Book ’em!

Two new books of poetry have recently reached my hands (consolation prizes from contests that I entered and did not win). The first, Mutiny Gallery by B.K. Fischer, won the 2011 T.S. Eliot Prize from Truman State Univ. The second, The Madeleine Poems by Paul Legault, won the 2011 Omnidawn Poetry Prize.

What I find most interesting is that neither is a mere (mere?!?) collection of poems, but a book-length concept. Ms. Fischer’s book is a novel in poems—not necessarily a single poem in numerous, identically shaped parts, such as Seth’s Golden Gate or Tennyson’s In Memoriam, but a series of distinct poems that comprise a chronological series. Indeed, the publisher has dubbed it “a road trip novel-in-verse.” It tells a tale of a mother who runs away with her young son, fleeing, it seems, an abusive husband. Details of their current flight and past life are revealed through a series of museums that they visit along the way.

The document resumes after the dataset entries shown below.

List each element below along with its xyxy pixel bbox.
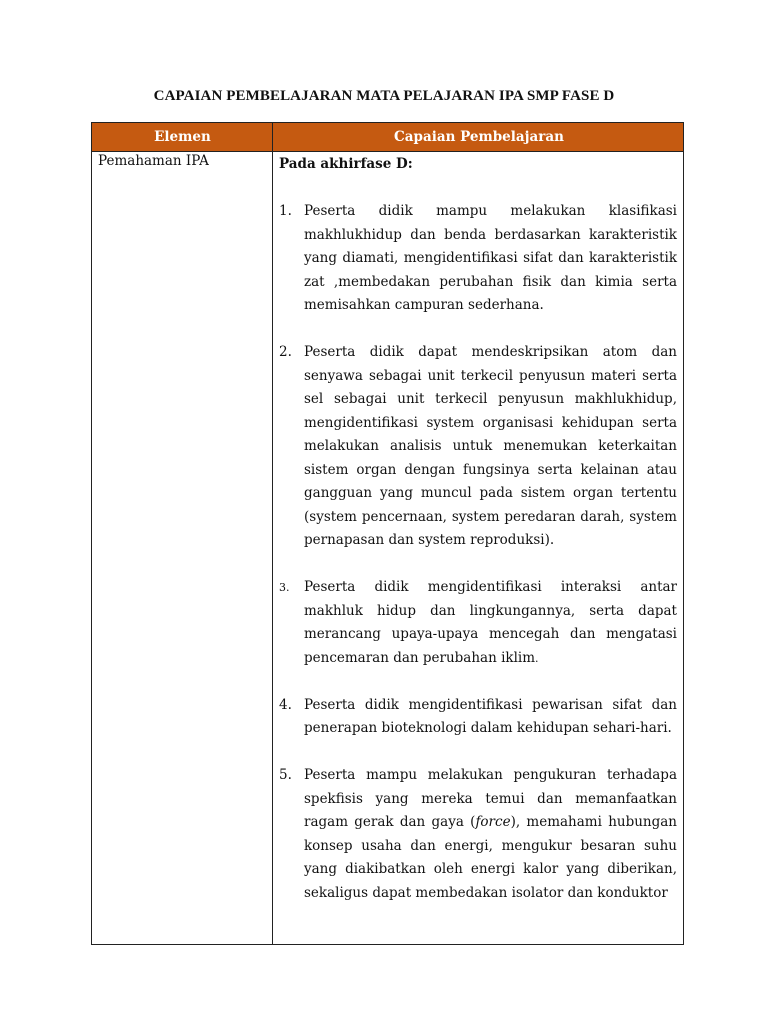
list-item	[279, 764, 677, 905]
learning-outcomes-table	[91, 122, 684, 945]
list-item-text: Peserta didik mengidentifikasi pewarisan sifat dan penerapan bioteknologi dalam kehidupan sehari-hari.	[304, 696, 677, 736]
list-item	[279, 200, 677, 318]
list-item-number: 1.	[279, 203, 292, 219]
table-header-row	[92, 123, 683, 152]
document-title: CAPAIAN PEMBELAJARAN MATA PELAJARAN IPA SMP FASE D	[153, 88, 615, 104]
list-item-text: Peserta didik mengidentifikasi interaksi antar makhluk hidup dan lingkungannya, serta dapat merancang upaya-upaya mencegah dan mengatasi pencemaran dan perubahan iklim	[304, 579, 677, 666]
element-cell: Pemahaman IPA	[98, 153, 209, 169]
header-capaian-pembelajaran: Capaian Pembelajaran	[394, 129, 564, 145]
phase-lead-text: Pada akhirfase D:	[279, 156, 413, 172]
learning-outcomes-cell	[279, 153, 677, 929]
header-elemen: Elemen	[154, 129, 211, 145]
list-item-text-continued: ), memahami hubungan konsep usaha dan energi, mengukur besaran suhu yang diakibatkan oleh energi kalor yang diberikan, sekaligus dapat membedakan isolator dan konduktor	[304, 814, 677, 901]
list-item	[279, 694, 677, 741]
list-item-text: Peserta didik dapat mendeskripsikan atom dan senyawa sebagai unit terkecil penyusun materi serta sel sebagai unit terkecil penyusun makhlukhidup, mengidentifikasi system organisasi kehidupan serta melakukan analisis untuk menemukan keterkaitan sistem organ dengan fungsinya serta kelainan atau gangguan yang muncul pada sistem organ tertentu (system pencernaan, system peredaran darah, system pernapasan dan system reproduksi).	[304, 344, 677, 548]
list-item-text: Peserta didik mampu melakukan klasifikasi makhlukhidup dan benda berdasarkan karakteristik yang diamati, mengidentifikasi sifat dan karakteristik zat ,membedakan perubahan fisik dan kimia serta memisahkan campuran sederhana.	[304, 203, 677, 313]
list-item-number: 5.	[279, 767, 292, 783]
list-item-number: 4.	[279, 696, 292, 713]
list-item-number: 2.	[279, 344, 292, 360]
list-item	[279, 576, 677, 670]
list-item-number: 3.	[279, 581, 290, 594]
column-divider	[272, 123, 273, 944]
list-item-italic-term: force	[475, 814, 511, 830]
list-item-text-tail: .	[535, 651, 539, 665]
list-item	[279, 341, 677, 553]
list-item-text: Peserta mampu melakukan pengukuran terhadapa spekfisis yang mereka temui dan memanfaatkan ragam gerak dan gaya (	[304, 767, 677, 830]
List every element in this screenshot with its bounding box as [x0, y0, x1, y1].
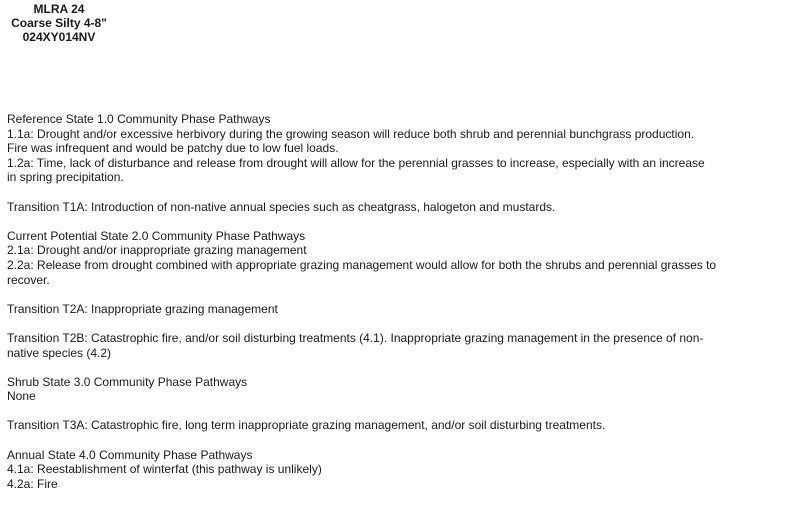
transition-text: native species (4.2): [7, 345, 112, 360]
transition-t3a-section: [7, 418, 795, 433]
transition-t2b-section: [7, 331, 795, 360]
paragraph-gap: [7, 404, 795, 419]
pathway-text: 2.1a: Drought and/or inappropriate grazing management: [7, 243, 307, 258]
section-heading: Shrub State 3.0 Community Phase Pathways: [7, 374, 248, 389]
section-heading: Reference State 1.0 Community Phase Pathways: [7, 112, 271, 126]
pathway-descriptions: [7, 112, 795, 491]
paragraph-gap: [7, 433, 795, 448]
paragraph-gap: [7, 214, 795, 229]
pathway-text: in spring precipitation.: [7, 170, 124, 185]
pathway-text: 1.1a: Drought and/or excessive herbivory during the growing season will reduce both shrub and perennial bunchgrass production.: [7, 126, 695, 141]
transition-t1a-section: [7, 200, 795, 215]
ecosite-name: Coarse Silty 4-8": [11, 16, 107, 30]
pathway-text: 2.2a: Release from drought combined with appropriate grazing management would allow for both the shrubs and perennial grasses to: [7, 257, 717, 272]
section-heading: Annual State 4.0 Community Phase Pathways: [7, 447, 253, 462]
transition-t2a-section: [7, 302, 795, 317]
paragraph-gap: [7, 316, 795, 331]
pathway-text: 4.2a: Fire: [7, 476, 58, 491]
section-heading: Current Potential State 2.0 Community Phase Pathways: [7, 228, 306, 243]
pathway-text: recover.: [7, 272, 50, 287]
transition-text: Transition T3A: Catastrophic fire, long term inappropriate grazing management, and/or soil disturbing treatments.: [7, 418, 606, 433]
annual-state-section: [7, 448, 795, 492]
paragraph-gap: [7, 360, 795, 375]
current-potential-state-section: [7, 229, 795, 287]
pathway-text: Fire was infrequent and would be patchy due to low fuel loads.: [7, 141, 339, 156]
document-header: [0, 2, 118, 44]
mlra-label: MLRA 24: [33, 2, 85, 16]
paragraph-gap: [7, 185, 795, 200]
shrub-state-section: [7, 375, 795, 404]
transition-text: Transition T2B: Catastrophic fire, and/or soil disturbing treatments (4.1). Inappropriate grazing management in the presence of non-: [7, 330, 704, 345]
reference-state-section: [7, 112, 795, 185]
pathway-text: None: [7, 389, 36, 404]
pathway-text: 1.2a: Time, lack of disturbance and release from drought will allow for the perennial grasses to increase, especially with an increase: [7, 155, 705, 170]
transition-text: Transition T2A: Inappropriate grazing management: [7, 301, 278, 316]
ecosite-id: 024XY014NV: [22, 30, 96, 44]
paragraph-gap: [7, 287, 795, 302]
transition-text: Transition T1A: Introduction of non-native annual species such as cheatgrass, halogeton and mustards.: [7, 199, 556, 214]
pathway-text: 4.1a: Reestablishment of winterfat (this pathway is unlikely): [7, 462, 322, 477]
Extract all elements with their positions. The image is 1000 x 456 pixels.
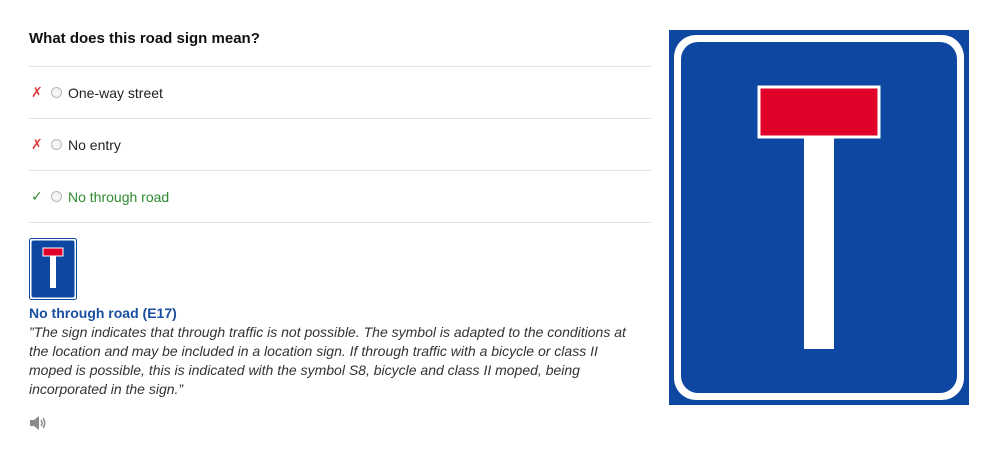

Mr. Legault’s book does not seem to impose any chronological narrative. The poems spill freely across the page, with little to suggest a unifying genius—some are only two lines long, others comprise sequences wandering across the breadth of several pages. All, however, share the conceit—or is it more of a gimmick?—of the name “Madeleine” in the title.

Ms. Fischer’s poetry at times exhibits an alluringly mischievous approach to language, marked by an engaging display of compression and elision; at other times, however, it reads more like a blog entry. Mr. Legault’s book mostly left me scratching my head, though of course, the same can be said of much of contemporary American poetry, which seems to combine the solipsism and sparseness of the Deep Image or American Surrealist movement with French Absurdism (and, one may go so far, Computer-Generated Nonsequitur). Indeed, I had the suspicion, leafing through this book, that many of the individual poems were first penned under different titles, until the poet was inspired to impose a unifying structure in the form of the cryptic Madeleine sobriquet.

Which brings me back to my earlier point—is it becomingly increasingly necessary for a contest-winning book of poetry to be more than a straightforward collection, but rely upon an overarching theme or concept? Has poetry become too homogenized, to the point that a manuscript requires something more to distinguish it from the rest? Or does simply thinking in terms of a book-length project imply a grander genius that demands the attention of editors and reviewers? It’s possible, too, that these and other poets have an unacknowledged debt to Bell’s Book of the Dead Man, the influence of which, I think, will not fully be appreciated for many years to come. In any case, I envy those poets graced with the time and wherewithal to conceive and execute such a project. I just wish I could be as enamored of the individual components as I might be of the concept overall.